In this notebook, we will train and test a word embedding model with Word2vec.

The model is trained on a sample corpus of English texts from Wikipedia.
In the first block, let's dowload the dataset in XML format and parse it to extract only the text of the short abstracts of each article.

In [None]:
!wget https://dumps.wikimedia.org/enwiki/20220820/enwiki-20220820-abstract1.xml.gz

import gzip
import xml.etree.ElementTree as ET

with gzip.open('enwiki-20220820-abstract1.xml.gz') as xml_file:
    tree = ET.parse(xml_file)
root = tree.getroot()

documents = []
for doc in root:
    abstract = doc.find("abstract")
    if abstract.text and len(abstract.text)>100:
        documents.append(abstract.text)
print (len(documents))

We want to train the embeddings with sentences rather than documents, so we tokenize the texts with the [default tokenizer](https://www.nltk.org/api/nltk.tokenize.html) for English from [NLTK](https://www.nltk.org/).
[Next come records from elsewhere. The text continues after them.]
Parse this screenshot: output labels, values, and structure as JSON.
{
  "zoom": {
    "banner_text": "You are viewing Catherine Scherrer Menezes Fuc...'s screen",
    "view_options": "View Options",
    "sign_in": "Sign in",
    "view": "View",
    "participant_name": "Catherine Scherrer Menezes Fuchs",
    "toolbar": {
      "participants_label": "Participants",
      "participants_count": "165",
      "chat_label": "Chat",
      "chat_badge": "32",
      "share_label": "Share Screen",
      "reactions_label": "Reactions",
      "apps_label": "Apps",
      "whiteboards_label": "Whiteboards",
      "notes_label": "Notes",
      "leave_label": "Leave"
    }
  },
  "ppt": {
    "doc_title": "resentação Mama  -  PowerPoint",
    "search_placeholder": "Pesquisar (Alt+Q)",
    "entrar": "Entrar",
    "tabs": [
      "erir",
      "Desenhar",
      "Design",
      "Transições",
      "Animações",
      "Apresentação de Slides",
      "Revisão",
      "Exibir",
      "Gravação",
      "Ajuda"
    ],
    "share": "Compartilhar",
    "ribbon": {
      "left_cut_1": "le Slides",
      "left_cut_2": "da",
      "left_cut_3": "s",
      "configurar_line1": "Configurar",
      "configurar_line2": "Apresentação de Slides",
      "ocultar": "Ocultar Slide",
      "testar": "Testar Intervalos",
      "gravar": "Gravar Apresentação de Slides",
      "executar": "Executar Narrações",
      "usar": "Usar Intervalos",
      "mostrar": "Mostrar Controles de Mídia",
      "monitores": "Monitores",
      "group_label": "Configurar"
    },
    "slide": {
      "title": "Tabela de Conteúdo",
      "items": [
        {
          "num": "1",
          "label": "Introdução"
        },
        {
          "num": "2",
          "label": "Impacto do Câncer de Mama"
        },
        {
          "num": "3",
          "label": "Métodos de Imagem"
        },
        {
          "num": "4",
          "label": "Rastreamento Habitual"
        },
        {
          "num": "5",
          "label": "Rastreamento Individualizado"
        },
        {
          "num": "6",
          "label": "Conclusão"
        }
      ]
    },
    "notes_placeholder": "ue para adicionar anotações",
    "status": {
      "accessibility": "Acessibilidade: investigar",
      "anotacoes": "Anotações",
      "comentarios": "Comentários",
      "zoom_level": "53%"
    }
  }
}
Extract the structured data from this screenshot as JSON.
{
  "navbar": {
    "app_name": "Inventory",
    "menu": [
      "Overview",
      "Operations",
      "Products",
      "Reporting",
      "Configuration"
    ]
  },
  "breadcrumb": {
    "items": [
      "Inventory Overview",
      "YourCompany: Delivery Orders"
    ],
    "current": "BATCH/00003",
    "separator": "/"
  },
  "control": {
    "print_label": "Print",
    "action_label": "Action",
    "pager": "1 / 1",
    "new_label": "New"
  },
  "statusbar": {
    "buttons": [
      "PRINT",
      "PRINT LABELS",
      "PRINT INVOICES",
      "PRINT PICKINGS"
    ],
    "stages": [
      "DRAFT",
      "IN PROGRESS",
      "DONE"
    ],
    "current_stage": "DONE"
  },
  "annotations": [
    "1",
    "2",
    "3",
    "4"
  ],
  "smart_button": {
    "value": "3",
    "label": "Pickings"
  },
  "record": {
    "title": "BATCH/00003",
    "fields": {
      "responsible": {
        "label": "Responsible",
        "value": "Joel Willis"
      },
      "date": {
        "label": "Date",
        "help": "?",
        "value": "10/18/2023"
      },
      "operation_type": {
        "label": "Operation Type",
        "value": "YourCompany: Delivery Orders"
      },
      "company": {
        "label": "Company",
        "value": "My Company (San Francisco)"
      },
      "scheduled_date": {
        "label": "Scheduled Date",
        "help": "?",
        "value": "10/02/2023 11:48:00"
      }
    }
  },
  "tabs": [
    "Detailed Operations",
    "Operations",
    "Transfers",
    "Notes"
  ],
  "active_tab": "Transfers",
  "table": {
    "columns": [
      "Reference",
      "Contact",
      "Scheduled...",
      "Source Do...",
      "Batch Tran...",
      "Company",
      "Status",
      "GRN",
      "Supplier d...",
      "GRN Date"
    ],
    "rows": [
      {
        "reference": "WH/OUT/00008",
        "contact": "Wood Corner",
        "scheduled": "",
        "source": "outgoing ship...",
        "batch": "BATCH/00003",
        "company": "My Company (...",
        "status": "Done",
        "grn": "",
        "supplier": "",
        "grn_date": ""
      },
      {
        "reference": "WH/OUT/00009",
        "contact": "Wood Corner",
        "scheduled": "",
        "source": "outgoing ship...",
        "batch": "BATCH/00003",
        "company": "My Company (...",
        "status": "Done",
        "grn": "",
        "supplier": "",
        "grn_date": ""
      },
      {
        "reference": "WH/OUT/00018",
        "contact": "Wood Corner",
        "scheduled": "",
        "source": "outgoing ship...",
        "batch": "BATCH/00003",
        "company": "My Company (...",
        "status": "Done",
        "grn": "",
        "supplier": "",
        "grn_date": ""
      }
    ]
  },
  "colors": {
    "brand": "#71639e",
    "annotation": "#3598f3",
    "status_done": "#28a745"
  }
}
We also apply some basic normalization, i.e., putting all the words in lowercase.


In [None]:
!pip install nltk

import nltk
nltk.download('punkt')
from nltk.tokenize import word_tokenize

sentences = []
for document in documents:
    words = [word.lower() for word in word_tokenize(document)]
    sentences.append(words)
        

Training a Word2vec model with Gensim is straightforward. Check the [official documentation](https://www.nltk.org/api/nltk.tokenize.html) to explore the options and hyperparameters.

In [None]:
from gensim.models import Word2Vec

model = Word2Vec(
    sentences=sentences, 
    size=100, 
    window=5, 
    min_count=1, 
    workers=4)

model.save("word2vec.model")

Once the word embedding model is trained, a dictionary ("vw" for word vector) becomes available that contains a vector representation for each work in the vocabulary.

The embeddings are ndarray objects from [Numpy](https://numpy.org/doc/stable/reference/generated/numpy.ndarray.html).

In [None]:
print (type(model.wv['rock']))
print (model.wv['rock'])

Gensim offers useful functions to manipulate word embeddings, such as finding the N words whose representations are closer in the geometric space to an input word.

In [None]:
for word, similarity in model.wv.most_similar('rock', topn=10):
    print (f"{similarity:.2f} {word}")